A Assembleia Legislativa de Mato Grosso realizou, na tarde desta quarta-feira (10), audiência pública para discutir o Projeto de Lei de Diretrizes Orçamentárias para o ano de 2023 (PLDO-573/2022). O debate foi conduzido pela Comissão de Fiscalização e Acompanhamento da Execução Orçamentária e contou com participação de representantes da Secretaria Estadual de Fazenda (Sefaz/MT), sindicatos, Defensoria Pública, Universidade do Estado de Mato Grosso (Unemat) e Associação Mato-grossense dos Municípios (AMM).

A receita total líquida para o ano de 2023 prevista na PLDO é de cerca de R$ 28,6 bilhões. O secretário-adjunto da Receita Pública da Sefaz/MT, Vinícius José Simioni da Silva, explicou os indicadores e parâmetros levados em consideração para chegar ao número apresentado na peça orçamentária. Porém, a estimativa foi alvo de questionamentos de participantes que acreditam na possibilidade de excesso de arrecadação.

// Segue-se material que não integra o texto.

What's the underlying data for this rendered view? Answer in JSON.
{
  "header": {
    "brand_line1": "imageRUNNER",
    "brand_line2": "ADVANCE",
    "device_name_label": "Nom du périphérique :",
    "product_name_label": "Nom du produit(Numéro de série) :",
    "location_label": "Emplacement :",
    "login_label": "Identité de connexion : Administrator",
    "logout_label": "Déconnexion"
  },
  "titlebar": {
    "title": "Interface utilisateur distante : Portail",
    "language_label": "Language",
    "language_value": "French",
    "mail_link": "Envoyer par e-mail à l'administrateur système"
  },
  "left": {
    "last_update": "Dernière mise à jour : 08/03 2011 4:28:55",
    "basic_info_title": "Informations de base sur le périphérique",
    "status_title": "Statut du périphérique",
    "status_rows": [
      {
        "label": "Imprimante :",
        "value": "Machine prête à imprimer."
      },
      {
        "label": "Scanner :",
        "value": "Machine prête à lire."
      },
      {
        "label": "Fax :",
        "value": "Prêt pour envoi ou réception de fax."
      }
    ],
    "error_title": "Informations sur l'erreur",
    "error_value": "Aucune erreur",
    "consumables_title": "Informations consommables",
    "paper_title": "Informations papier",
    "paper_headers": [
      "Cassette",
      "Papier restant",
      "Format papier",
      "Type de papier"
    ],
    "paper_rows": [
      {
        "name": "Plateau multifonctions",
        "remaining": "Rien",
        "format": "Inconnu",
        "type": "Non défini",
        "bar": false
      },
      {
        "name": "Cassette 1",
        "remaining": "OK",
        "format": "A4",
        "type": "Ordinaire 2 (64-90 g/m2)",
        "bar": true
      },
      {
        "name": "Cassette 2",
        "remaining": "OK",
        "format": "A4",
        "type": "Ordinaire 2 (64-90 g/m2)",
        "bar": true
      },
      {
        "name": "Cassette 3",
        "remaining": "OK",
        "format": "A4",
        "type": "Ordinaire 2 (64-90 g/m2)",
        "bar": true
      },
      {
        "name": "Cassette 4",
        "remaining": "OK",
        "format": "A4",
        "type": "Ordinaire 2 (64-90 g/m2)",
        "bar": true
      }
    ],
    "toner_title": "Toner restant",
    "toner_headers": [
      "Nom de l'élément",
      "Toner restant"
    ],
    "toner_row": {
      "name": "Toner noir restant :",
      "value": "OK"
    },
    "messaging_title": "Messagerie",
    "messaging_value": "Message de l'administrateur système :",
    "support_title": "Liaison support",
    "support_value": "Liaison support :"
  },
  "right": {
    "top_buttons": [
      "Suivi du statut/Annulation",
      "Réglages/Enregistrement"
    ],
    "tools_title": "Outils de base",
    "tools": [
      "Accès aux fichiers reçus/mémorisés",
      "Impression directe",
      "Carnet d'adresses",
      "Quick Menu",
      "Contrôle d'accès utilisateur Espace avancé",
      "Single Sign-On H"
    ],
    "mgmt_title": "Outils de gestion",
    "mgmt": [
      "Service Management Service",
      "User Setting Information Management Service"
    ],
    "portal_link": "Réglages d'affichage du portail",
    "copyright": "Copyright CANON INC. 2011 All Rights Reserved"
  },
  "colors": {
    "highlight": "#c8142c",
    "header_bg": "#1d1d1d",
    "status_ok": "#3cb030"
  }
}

Segundo o secretário-adjunto do Orçamento Estadual, Ricardo Capistrano, números podem ser atualizados para apresentação do projeto de lei orçamentária, que deve chegar em setembro para apreciação da Assembleia. O representante da Sefaz ainda destacou que a PLDO-2023 cria dispositivo para medir impactos e retorno econômicos das políticas públicas feitas pelo Estado de Mato Grosso.

Entre as prioridades contidas no Projeto de Lei de Diretrizes Orçamentárias de 2023 estão manutenção de espaços educacionais, construção e reforma de estabelecimentos assistenciais de saúde, implementação de programas sociais e pavimentação e conservação de rodovias e gestão da regularização ambiental de imóveis rurais.

Representantes de sindicatos do funcionalismo público estadual cobraram a realização de concursos públicos para diferentes órgãos e secretarias e o pagamento da Revisão Geral Anual (RGA) dos anos em que a correção não foi concedida. A falta de oferta de qualificação profissional e a efetividade da renúncia fiscal dada pelo governo também foram alvo de discussões.